Il faisait exprès de l’appeler ainsi, Lord d'Avalon le savait. Ainsi, il alimentaot la leçon qu’il souhaitait lui donner : ce n’est pas parce qu’on change que notre identité est différente.
Lord d'Avalon garda le silence durant quelques minutes, comme s'il réfléchissait aux paroles que le Sombre Père venait de lui enseigner.
-La Garde… Comment ont-ils réagit ? À mon départ… Vous m'avez directement remplacé par un gueux…
-Mal, très mal. La plupart ont été déçus. Je t’ai remplacé car ils seront toujours 7. Jamais plus, jamais moins, pour préserver... L'unité.
Raz'Lak sembla hésiter sur le nombre 7, comme si la Garde Noire n'était plus si unie qu'auparavant.
Alors que le Sombre Père disparaissait déjà, Lord d'Avalon releva une ultime fois la tête devant son Père et rétorqua d'une voix qu'il poussa jusqu'à son maximum, parlant dans la langue originelle des Démons, formulant un serment solennel :
-Lorsque je reviendrai en Akashurr, la tête d'Aruem roulera sur le sol à vos pieds Sombre Père. Mais j'ignore encore quand…

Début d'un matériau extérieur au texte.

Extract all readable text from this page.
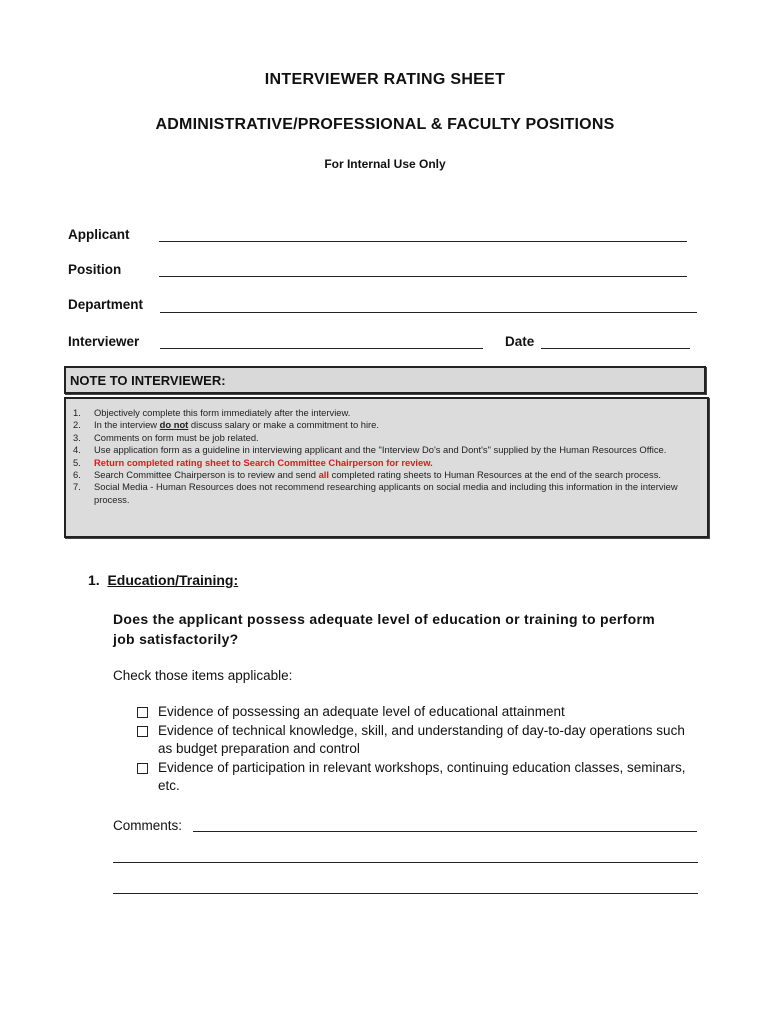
INTERVIEWER RATING SHEET
ADMINISTRATIVE/PROFESSIONAL & FACULTY POSITIONS
For Internal Use Only
Applicant
Position
Department
Interviewer	Date
NOTE TO INTERVIEWER:
1. Objectively complete this form immediately after the interview.
2. In the interview do not discuss salary or make a commitment to hire.
3. Comments on form must be job related.
4. Use application form as a guideline in interviewing applicant and the "Interview Do's and Dont's" supplied by the Human Resources Office.
5. Return completed rating sheet to Search Committee Chairperson for review.
6. Search Committee Chairperson is to review and send all completed rating sheets to Human Resources at the end of the search process.
7. Social Media - Human Resources does not recommend researching applicants on social media and including this information in the interview process.
1. Education/Training:
Does the applicant possess adequate level of education or training to perform job satisfactorily?
Check those items applicable:
Evidence of possessing an adequate level of educational attainment
Evidence of technical knowledge, skill, and understanding of day-to-day operations such as budget preparation and control
Evidence of participation in relevant workshops, continuing education classes, seminars, etc.
Comments:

Parler d'une voix si forte lui arracha un léger râle de douleur mais il tint bon, puisant dans ses dernières forces pour maintenir son regard dans les yeux de son seigneur.
Accompagnant ses dernières paroles d’un sourire, retournant dans les brumes oniriques d’où il était venu, le dieu-roi le regarda et de sa voix grave et pleine de sagesse, d'ancienneté et de pouvoir, lui répondit en usant du même idiome et avec une certaine bienveillance :
-Cela nous ferait grand plaisir...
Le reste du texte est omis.